Kesselring continued feeding his bird. “The report presented at the board meeting, with the information Colonel Kramer extracted from Mr. Indigo.”
Jimmy frowned and glanced back at the break in the trees. “What do you mean?”
“The original report had details about you being responsible for the disappearance of Commander Strong’s wife and other Atopians.” Kesselring didn’t look up as he said this, but stared into the eyes of his falcon, giving it another chunk of bloody meat that it gobbled back.
Jimmy’s full attention swung to Kesselring. “Where did you hear that?”
“I think you forget who built this place, the resources and connections I have.”

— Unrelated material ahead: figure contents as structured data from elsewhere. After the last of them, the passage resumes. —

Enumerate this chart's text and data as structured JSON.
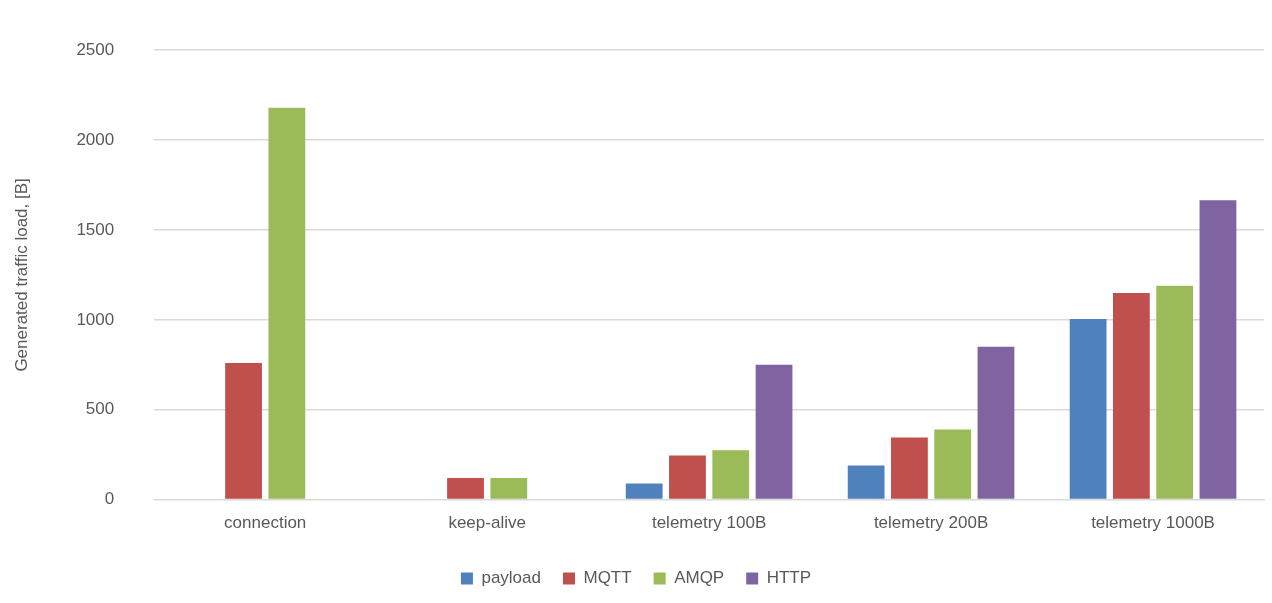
{
  "chart_data": {
    "type": "bar",
    "ylabel": "Generated traffic load, [B]",
    "categories": [
      "connection",
      "keep-alive",
      "telemetry 100B",
      "telemetry 200B",
      "telemetry 1000B"
    ],
    "series": [
      {
        "name": "payload",
        "color": "#4f81bd",
        "values": [
          null,
          null,
          90,
          190,
          1005
        ]
      },
      {
        "name": "MQTT",
        "color": "#c0504d",
        "values": [
          760,
          120,
          245,
          345,
          1150
        ]
      },
      {
        "name": "AMQP",
        "color": "#9bbb59",
        "values": [
          2180,
          120,
          275,
          390,
          1190
        ]
      },
      {
        "name": "HTTP",
        "color": "#8064a2",
        "values": [
          null,
          null,
          750,
          850,
          1665
        ]
      }
    ],
    "ylim": [
      0,
      2500
    ],
    "yticks": [
      0,
      500,
      1000,
      1500,
      2000,
      2500
    ],
    "grid": "y",
    "legend": "bottom"
  }
}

Jimmy looked at the ground. “They were just lies, fabrications by the extremists to try and destabilize the Alliance. I thought that spreading them further would only serve their goals. The Alliance gave us interim command of their forces for the operation against Terra Nova—”
“I know, Jimmy,” interrupted Kesselring. The entire Allied Command staff in Arunchal Pradesh had been killed in a surprise attack. The Alliance had captured a Grilla, Zoraster, in connection with it, and Sidney Horowitz was implicated. It had pushed the Alliance into declaring war on the AU, confirming Jimmy’s terrorist theories. “My problem is that you lied to me.”